Sinar matahari yang menembus jendela kaca besar terasa lebih hangat, menyapu lantai marmer yang biasanya dingin dengan warna keemasan yang lembut.
Ada sebuah perubahan atmosfer yang tak kasat mata namun sangat terasa yaitu beban rahasia yang selama ini menghimpit pundak penghuninya seolah-olah menguap bersama kabut Jakarta yang menipis.
Rania terbangun bukan karena alarm ponsel atau ketukan formal Rendra, melainkan karena aroma kopi yang sangat akrab dan suara gemerisik kertas yang pelan.

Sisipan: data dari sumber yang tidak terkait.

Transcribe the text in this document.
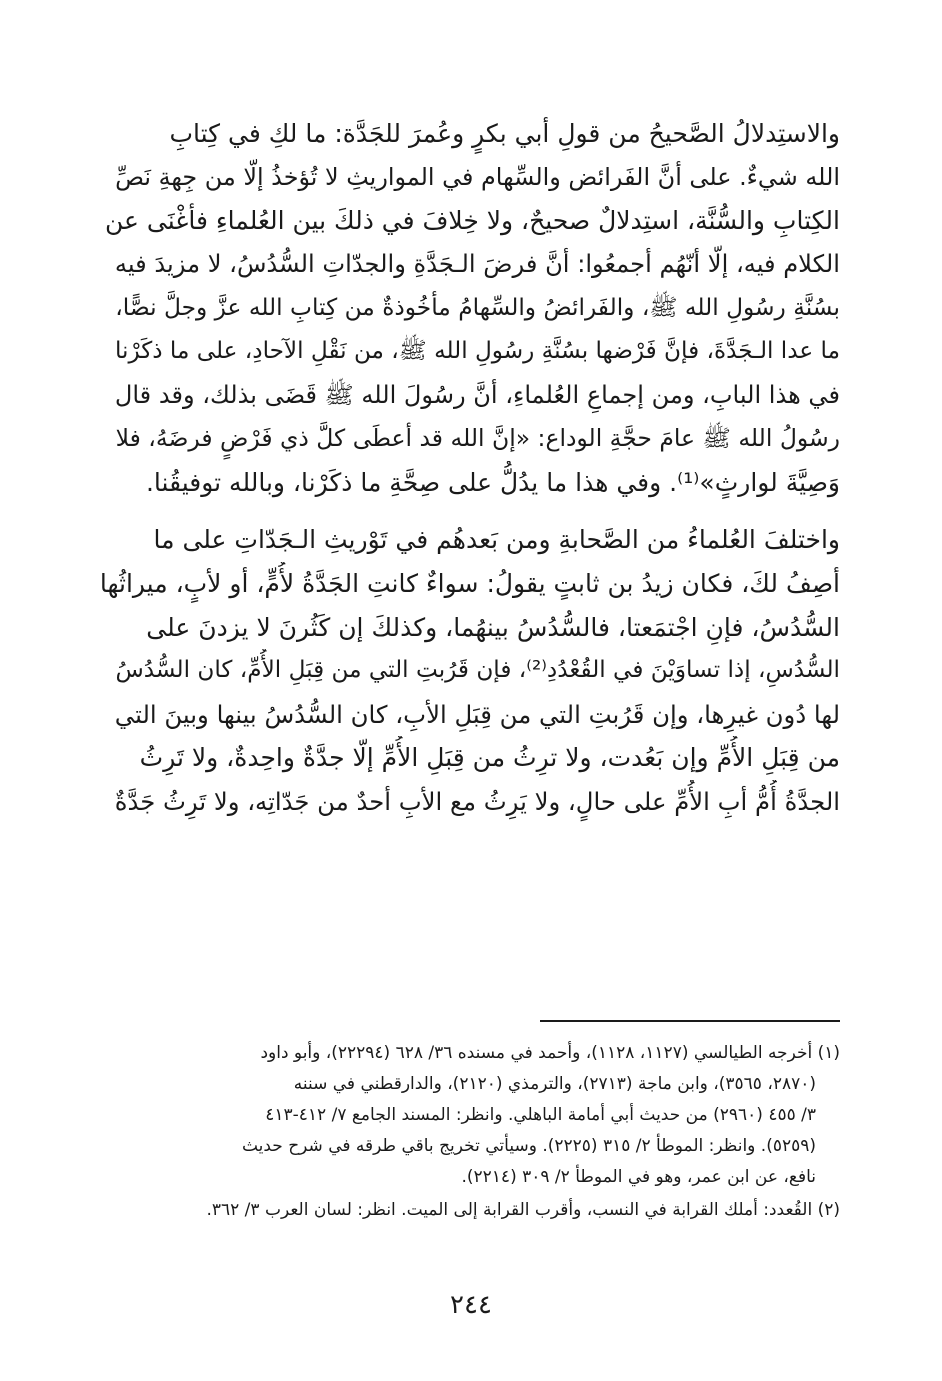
والاستِدلالُ الصَّحيحُ من قولِ أبي بكرٍ وعُمرَ للجَدَّة: ما لكِ في كِتابِ
الله شيءٌ. على أنَّ الفَرائض والسِّهام في المواريثِ لا تُؤخذُ إلّا من جِهةِ نَصِّ
الكِتابِ والسُّنَّة، استِدلالٌ صحيحٌ، ولا خِلافَ في ذلكَ بين العُلماءِ فأغْنَى عن
الكلام فيه، إلّا أنّهُم أجمعُوا: أنَّ فرضَ الـجَدَّةِ والجدّاتِ السُّدُسُ، لا مزيدَ فيه
بسُنَّةِ رسُولِ الله ﷺ، والفَرائضُ والسِّهامُ مأخُوذةٌ من كِتابِ الله عزَّ وجلَّ نصًّا،
ما عدا الـجَدَّةَ، فإنَّ فَرْضها بسُنَّةِ رسُولِ الله ﷺ، من نَقْلِ الآحادِ، على ما ذكَرْنا
في هذا البابِ، ومن إجماعِ العُلماءِ، أنَّ رسُولَ الله ﷺ قَضَى بذلك، وقد قال
رسُولُ الله ﷺ عامَ حجَّةِ الوداع: «إنَّ الله قد أعطَى كلَّ ذي فَرْضٍ فرضَهُ، فلا
وَصِيَّةَ لوارثٍ»⁽¹⁾. وفي هذا ما يدُلُّ على صِحَّةِ ما ذكَرْنا، وبالله توفيقُنا.

واختلفَ العُلماءُ من الصَّحابةِ ومن بَعدهُم في تَوْريثِ الـجَدّاتِ على ما
أصِفُ لكَ، فكان زيدُ بن ثابتٍ يقولُ: سواءٌ كانتِ الجَدَّةُ لأُمٍّ، أو لأبٍ، ميراثُها
السُّدُسُ، فإنِ اجْتمَعتا، فالسُّدُسُ بينهُما، وكذلكَ إن كَثُرنَ لا يزدنَ على
السُّدُسِ، إذا تساوَيْنَ في القُعْدُدِ⁽²⁾، فإن قَرُبتِ التي من قِبَلِ الأُمِّ، كان السُّدُسُ
لها دُون غيرِها، وإن قَرُبتِ التي من قِبَلِ الأبِ، كان السُّدُسُ بينها وبينَ التي
من قِبَلِ الأُمِّ وإن بَعُدت، ولا ترِثُ من قِبَلِ الأُمِّ إلّا جدَّةٌ واحِدةٌ، ولا تَرِثُ
الجدَّةُ أُمُّ أبِ الأُمِّ على حالٍ، ولا يَرِثُ مع الأبِ أحدٌ من جَدّاتِه، ولا تَرِثُ جَدَّةٌ

(١) أخرجه الطيالسي (١١٢٧، ١١٢٨)، وأحمد في مسنده ٣٦/ ٦٢٨ (٢٢٢٩٤)، وأبو داود
(٢٨٧٠، ٣٥٦٥)، وابن ماجة (٢٧١٣)، والترمذي (٢١٢٠)، والدارقطني في سننه
٣/ ٤٥٥ (٢٩٦٠) من حديث أبي أمامة الباهلي. وانظر: المسند الجامع ٧/ ٤١٢-٤١٣
(٥٢٥٩). وانظر: الموطأ ٢/ ٣١٥ (٢٢٢٥). وسيأتي تخريج باقي طرقه في شرح حديث
نافع، عن ابن عمر، وهو في الموطأ ٢/ ٣٠٩ (٢٢١٤).

(٢) القُعدد: أملك القرابة في النسب، وأقرب القرابة إلى الميت. انظر: لسان العرب ٣/ ٣٦٢.

٢٤٤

Ia membuka matanya perlahan, menyadari bahwa semalam ia tidak kembali ke kamar tamu tapi iaa berada di kamar utama, di atas kasur yang luas dan untuk pertama kalinya, sisi lain kasur itu tidak kosong.

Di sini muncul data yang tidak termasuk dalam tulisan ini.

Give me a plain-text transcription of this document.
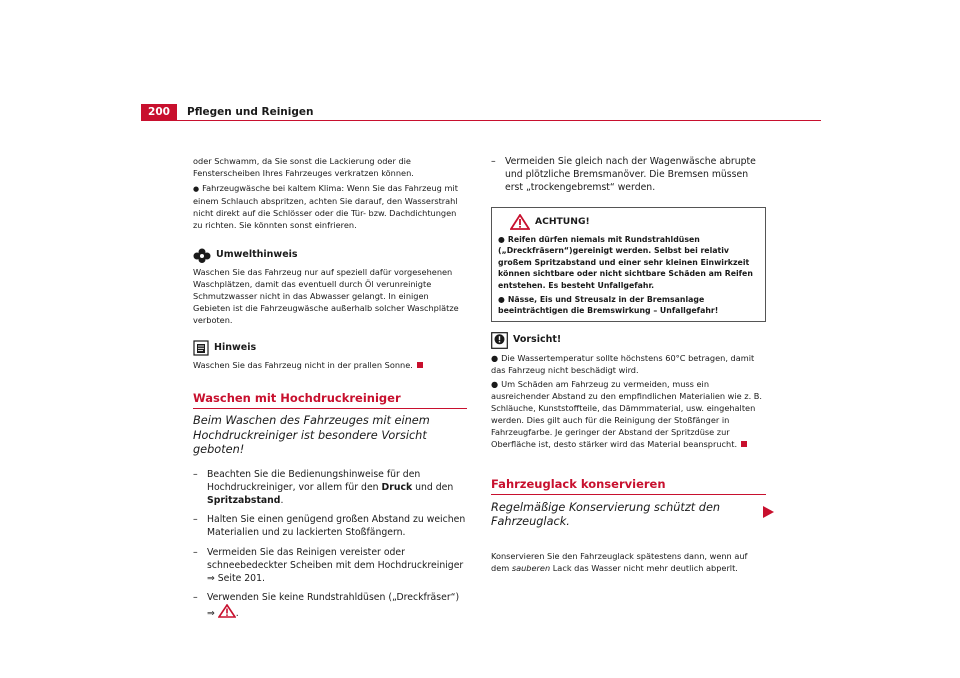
200	Pflegen und Reinigen

oder Schwamm, da Sie sonst die Lackierung oder die Fensterscheiben Ihres Fahrzeuges verkratzen können.

● Fahrzeugwäsche bei kaltem Klima: Wenn Sie das Fahrzeug mit einem Schlauch abspritzen, achten Sie darauf, den Wasserstrahl nicht direkt auf die Schlösser oder die Tür- bzw. Dachdichtungen zu richten. Sie könnten sonst einfrieren.

Umwelthinweis

Waschen Sie das Fahrzeug nur auf speziell dafür vorgesehenen Waschplätzen, damit das eventuell durch Öl verunreinigte Schmutzwasser nicht in das Abwasser gelangt. In einigen Gebieten ist die Fahrzeugwäsche außerhalb solcher Waschplätze verboten.

Hinweis

Waschen Sie das Fahrzeug nicht in der prallen Sonne.

Waschen mit Hochdruckreiniger
Beim Waschen des Fahrzeuges mit einem Hochdruckreiniger ist besondere Vorsicht geboten!
– Beachten Sie die Bedienungshinweise für den Hochdruckreiniger, vor allem für den Druck und den Spritzabstand.
– Halten Sie einen genügend großen Abstand zu weichen Materialien und zu lackierten Stoßfängern.
– Vermeiden Sie das Reinigen vereister oder schneebedeckter Scheiben mit dem Hochdruckreiniger ⇒ Seite 201.
– Verwenden Sie keine Rundstrahldüsen („Dreckfräser“) ⇒ .
– Vermeiden Sie gleich nach der Wagenwäsche abrupte und plötzliche Bremsmanöver. Die Bremsen müssen erst „trockengebremst“ werden.
ACHTUNG!

● Reifen dürfen niemals mit Rundstrahldüsen („Dreckfräsern“)gereinigt werden. Selbst bei relativ großem Spritzabstand und einer sehr kleinen Einwirkzeit können sichtbare oder nicht sichtbare Schäden am Reifen entstehen. Es besteht Unfallgefahr.

● Nässe, Eis und Streusalz in der Bremsanlage beeinträchtigen die Bremswirkung – Unfallgefahr!

Vorsicht!

● Die Wassertemperatur sollte höchstens 60°C betragen, damit das Fahrzeug nicht beschädigt wird.

● Um Schäden am Fahrzeug zu vermeiden, muss ein ausreichender Abstand zu den empfindlichen Materialien wie z. B. Schläuche, Kunststoffteile, das Dämmmaterial, usw. eingehalten werden. Dies gilt auch für die Reinigung der Stoßfänger in Fahrzeugfarbe. Je geringer der Abstand der Spritzdüse zur Oberfläche ist, desto stärker wird das Material beansprucht.

Fahrzeuglack konservieren
Regelmäßige Konservierung schützt den Fahrzeuglack.

Konservieren Sie den Fahrzeuglack spätestens dann, wenn auf dem sauberen Lack das Wasser nicht mehr deutlich abperlt.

Abimana sedang duduk di tepi ranjang, masih mengenakan kaus rumahan sebuah pemandangan yang sangat langka.
Ia tidak sedang menatap layar tablet atau laporan bursa saham tapi di tangannya ada sebuah map biru tua, map yang sangat dikenal Rania dan itu adalah map yang berisi perjanjian pernikahan kontrak mereka.
"Kamu sudah bangun?" suara Abimana rendah hampir seperti bisikan, namun penuh dengan kelembutan yang baru.
Rania bangkit perlahan, merapikan rambutnya yang sedikit berantakan.
"Apa yang sedang kamu lakukan dengan map itu, Abi?" tanya Rania.
Abimana menoleh menatap Rania dengan binar mata yang jernih, tidak ada lagi tembok dingin di sana.
"Aku sedang membaca ulang setiap pasalnya, Pasal 1 tentang jangka waktu, Pasal 3 tentang kompensasi dan tentu saja... Pasal 7 yang sangat konyol itu." seru Abimana.
Rania mendekat, duduk di samping Abimana, ia melihat draf yang kini sudah lecek itu.
"Dunia sudah tahu isi draf ini dan Amelia berhasil membocorkannya, tapi dia gagal menghancurkan kita." kata Abimana.
"Dia memberikan kita kebebasan, Rania," ujar Abimana sambil tersenyum tipis.
"Selama ini kita terpenjara oleh kertas ini, kita takut melanggarnya karena takut kehilangan apa yang kita sepakati, tapi sekarang kertas ini tidak lagi memiliki kekuatan." ujarnya.
Dengan gerakan yang tenang namun mantap, Abimana mulai menyobek map biru itu.
Ia merobeknya menjadi potongan-potongan kecil, membiarkannya jatuh ke lantai seperti kelopak bunga yang layu.
Rania memperhatikan setiap sobekan itu dengan perasaan lega yang luar biasa, setiap sobekan adalah simbol dari berakhirnya masa-masa akting, berakhirnya ketakutan akan penghakiman dan berakhirnya jarak satu sofa di antara mereka.
"Mulai hari ini tidak ada kontrak, tidak ada Pasal 7 tapi yang ada hanya kita," ucap Abimana, ia meraih tangan Rania dan menggenggamnya erat.
"Aku tahu aku bukan pria yang mudah, Rania. Hidupku penuh dengan angka dan strategi tapi kamu adalah satu-satunya hal dalam hidupku yang tidak ingin aku hitung untung-ruginya dan aku hanya ingin memilikimu."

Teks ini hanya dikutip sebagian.